🤖 AI Summary
This work addresses the challenge of lifecycle value (LTV) prediction, which typically relies on costly and non-transferable custom modeling pipelines tailored to specific decision scenarios. To overcome this limitation, the authors propose a unified automated machine learning (AutoML) framework powered by large language model (LLM) agents. The approach encodes candidate solutions as executable pipeline programs and employs a two-stage optimization strategy combining Monte Carlo tree search with island-based evolutionary algorithms. It further incorporates Pareto-aware multi-objective evaluation and bucket-level calibration validation. As the first study to integrate LLM agents with two-stage AutoML for LTV prediction, the method demonstrates significant improvements in ranking performance and calibration accuracy on both private large-scale datasets and public benchmarks, with particularly strong results for high-value and negative-LTV user segments, and has been successfully deployed in production.
📝 Abstract
Lifetime Value (LTV) prediction is critical in advertising, recommender systems, and e-commerce.
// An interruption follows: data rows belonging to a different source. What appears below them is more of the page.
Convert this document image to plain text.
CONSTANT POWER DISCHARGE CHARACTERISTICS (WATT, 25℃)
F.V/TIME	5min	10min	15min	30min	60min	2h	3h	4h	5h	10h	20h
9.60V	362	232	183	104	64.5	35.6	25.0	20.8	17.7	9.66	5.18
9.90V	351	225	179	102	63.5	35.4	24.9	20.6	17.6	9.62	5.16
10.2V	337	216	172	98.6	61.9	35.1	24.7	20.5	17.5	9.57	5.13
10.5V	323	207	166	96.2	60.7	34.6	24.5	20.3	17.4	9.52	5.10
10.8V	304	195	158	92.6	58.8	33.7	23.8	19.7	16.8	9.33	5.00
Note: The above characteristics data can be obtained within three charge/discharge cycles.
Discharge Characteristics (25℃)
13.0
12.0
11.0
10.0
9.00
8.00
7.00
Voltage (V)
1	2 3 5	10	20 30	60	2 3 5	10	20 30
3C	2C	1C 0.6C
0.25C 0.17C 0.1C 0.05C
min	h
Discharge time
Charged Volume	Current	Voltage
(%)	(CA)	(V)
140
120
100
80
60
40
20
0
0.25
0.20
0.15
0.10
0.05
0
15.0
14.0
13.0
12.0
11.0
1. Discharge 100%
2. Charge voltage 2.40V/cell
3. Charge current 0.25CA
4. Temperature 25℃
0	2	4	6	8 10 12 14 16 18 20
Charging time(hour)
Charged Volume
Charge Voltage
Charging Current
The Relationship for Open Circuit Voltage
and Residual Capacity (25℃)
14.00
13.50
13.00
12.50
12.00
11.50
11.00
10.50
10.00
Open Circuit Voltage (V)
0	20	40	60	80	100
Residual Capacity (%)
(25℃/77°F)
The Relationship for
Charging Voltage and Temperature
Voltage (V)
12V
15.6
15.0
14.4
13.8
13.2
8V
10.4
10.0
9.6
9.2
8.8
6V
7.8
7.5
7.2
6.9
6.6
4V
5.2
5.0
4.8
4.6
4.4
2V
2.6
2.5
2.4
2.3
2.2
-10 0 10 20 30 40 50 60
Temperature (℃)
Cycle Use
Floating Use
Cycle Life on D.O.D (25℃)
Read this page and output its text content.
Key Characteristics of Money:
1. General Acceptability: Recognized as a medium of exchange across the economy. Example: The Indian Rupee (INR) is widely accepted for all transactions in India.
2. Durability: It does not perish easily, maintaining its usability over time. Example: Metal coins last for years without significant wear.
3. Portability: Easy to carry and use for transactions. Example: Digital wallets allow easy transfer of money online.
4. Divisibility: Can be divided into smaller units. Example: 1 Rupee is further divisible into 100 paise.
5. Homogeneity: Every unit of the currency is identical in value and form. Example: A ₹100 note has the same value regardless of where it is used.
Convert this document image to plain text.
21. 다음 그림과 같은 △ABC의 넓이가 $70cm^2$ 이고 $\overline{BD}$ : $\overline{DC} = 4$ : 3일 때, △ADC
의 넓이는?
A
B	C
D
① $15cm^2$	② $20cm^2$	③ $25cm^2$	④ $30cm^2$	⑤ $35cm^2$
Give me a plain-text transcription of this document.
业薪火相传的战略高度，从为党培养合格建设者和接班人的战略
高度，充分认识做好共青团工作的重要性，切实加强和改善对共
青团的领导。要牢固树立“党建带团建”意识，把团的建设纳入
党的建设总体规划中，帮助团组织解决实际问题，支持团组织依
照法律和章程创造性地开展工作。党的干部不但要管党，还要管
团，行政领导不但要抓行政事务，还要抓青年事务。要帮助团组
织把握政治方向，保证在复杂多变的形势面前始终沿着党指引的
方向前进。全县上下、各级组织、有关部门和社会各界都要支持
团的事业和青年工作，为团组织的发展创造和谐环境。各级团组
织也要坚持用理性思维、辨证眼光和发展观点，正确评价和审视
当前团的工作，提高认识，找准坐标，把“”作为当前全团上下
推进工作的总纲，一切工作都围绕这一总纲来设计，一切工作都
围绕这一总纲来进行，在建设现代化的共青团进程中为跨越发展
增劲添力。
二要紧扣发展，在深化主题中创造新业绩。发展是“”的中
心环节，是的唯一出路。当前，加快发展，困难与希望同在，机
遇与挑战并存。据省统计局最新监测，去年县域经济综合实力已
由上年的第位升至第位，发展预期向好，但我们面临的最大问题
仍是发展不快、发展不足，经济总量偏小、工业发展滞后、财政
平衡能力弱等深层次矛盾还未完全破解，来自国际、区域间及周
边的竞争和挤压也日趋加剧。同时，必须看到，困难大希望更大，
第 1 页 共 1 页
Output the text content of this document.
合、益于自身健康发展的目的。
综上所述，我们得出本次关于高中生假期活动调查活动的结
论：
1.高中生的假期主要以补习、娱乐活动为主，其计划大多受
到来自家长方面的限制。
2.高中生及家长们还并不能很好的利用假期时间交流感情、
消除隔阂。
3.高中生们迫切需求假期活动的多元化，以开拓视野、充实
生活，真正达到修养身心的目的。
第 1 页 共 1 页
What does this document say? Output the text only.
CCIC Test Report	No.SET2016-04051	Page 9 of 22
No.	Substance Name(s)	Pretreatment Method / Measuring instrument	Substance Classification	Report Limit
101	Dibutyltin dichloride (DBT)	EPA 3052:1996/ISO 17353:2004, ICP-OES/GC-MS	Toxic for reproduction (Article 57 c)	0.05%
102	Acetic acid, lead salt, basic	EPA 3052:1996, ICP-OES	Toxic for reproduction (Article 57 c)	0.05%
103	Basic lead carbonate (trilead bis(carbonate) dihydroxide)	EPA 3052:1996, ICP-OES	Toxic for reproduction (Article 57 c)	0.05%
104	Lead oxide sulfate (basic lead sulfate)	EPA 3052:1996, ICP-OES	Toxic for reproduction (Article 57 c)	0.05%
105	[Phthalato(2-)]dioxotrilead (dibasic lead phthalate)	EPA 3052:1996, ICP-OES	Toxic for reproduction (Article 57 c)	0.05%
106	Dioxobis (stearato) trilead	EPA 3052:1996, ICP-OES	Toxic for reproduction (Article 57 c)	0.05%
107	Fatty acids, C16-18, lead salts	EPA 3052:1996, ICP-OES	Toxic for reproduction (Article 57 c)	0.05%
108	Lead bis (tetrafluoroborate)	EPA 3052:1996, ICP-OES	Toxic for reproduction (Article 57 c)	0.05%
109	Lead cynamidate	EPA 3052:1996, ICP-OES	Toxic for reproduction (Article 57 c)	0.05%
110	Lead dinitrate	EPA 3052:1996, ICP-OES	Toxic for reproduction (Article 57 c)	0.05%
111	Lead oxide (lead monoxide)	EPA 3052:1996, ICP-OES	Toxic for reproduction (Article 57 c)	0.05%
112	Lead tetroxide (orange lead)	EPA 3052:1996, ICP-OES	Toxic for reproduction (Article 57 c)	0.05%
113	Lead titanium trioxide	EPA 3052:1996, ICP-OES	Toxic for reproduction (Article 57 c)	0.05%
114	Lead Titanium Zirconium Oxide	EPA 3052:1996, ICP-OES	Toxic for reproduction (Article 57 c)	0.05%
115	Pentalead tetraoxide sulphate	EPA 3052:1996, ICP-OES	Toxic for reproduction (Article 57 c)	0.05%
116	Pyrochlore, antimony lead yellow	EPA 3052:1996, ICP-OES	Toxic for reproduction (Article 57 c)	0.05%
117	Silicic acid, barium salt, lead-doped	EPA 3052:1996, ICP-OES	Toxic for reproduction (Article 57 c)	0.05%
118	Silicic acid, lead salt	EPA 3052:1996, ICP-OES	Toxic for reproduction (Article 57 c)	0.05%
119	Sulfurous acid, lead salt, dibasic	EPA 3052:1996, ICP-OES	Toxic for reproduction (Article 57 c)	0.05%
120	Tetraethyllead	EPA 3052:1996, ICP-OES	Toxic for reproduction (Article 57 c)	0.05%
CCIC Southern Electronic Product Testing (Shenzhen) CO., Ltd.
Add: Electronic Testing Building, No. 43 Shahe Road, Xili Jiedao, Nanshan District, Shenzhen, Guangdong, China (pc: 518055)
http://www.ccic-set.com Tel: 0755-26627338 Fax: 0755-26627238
In practice, LTV data patterns vary across decision scenarios. As a result, practitioners often build complex, scenario-specific pipelines and iterate over feature processing, objective design, and tuning. This process is expensive and hard to transfer. We propose AgentLTV, an agent-based unified search-and-evolution framework for automated LTV modeling. AgentLTV treats each candidate solution as an {executable pipeline program}. LLM-driven agents generate code, run and repair pipelines, and analyze execution feedback. Two decision agents coordinate a two-stage search. The Monte Carlo Tree Search (MCTS) stage explores a broad space of modeling choices under a fixed budget, guided by the Polynomial Upper Confidence bounds for Trees criterion and a Pareto-aware multi-metric value function. The Evolutionary Algorithm (EA) stage refines the best MCTS program via island-based evolution with crossover, mutation, and migration. Experiments on a large-scale proprietary dataset and a public benchmark show that AgentLTV consistently discovers strong models across ranking and error metrics. Online bucket-level analysis further indicates improved ranking consistency and value calibration, especially for high-value and negative-LTV segments. We summarize practitioner-oriented takeaways: use MCTS for rapid adaptation to new data patterns, use EA for stable refinement, and validate deployment readiness with bucket-level ranking and calibration diagnostics. The proposed AgentLTV has been successfully deployed online.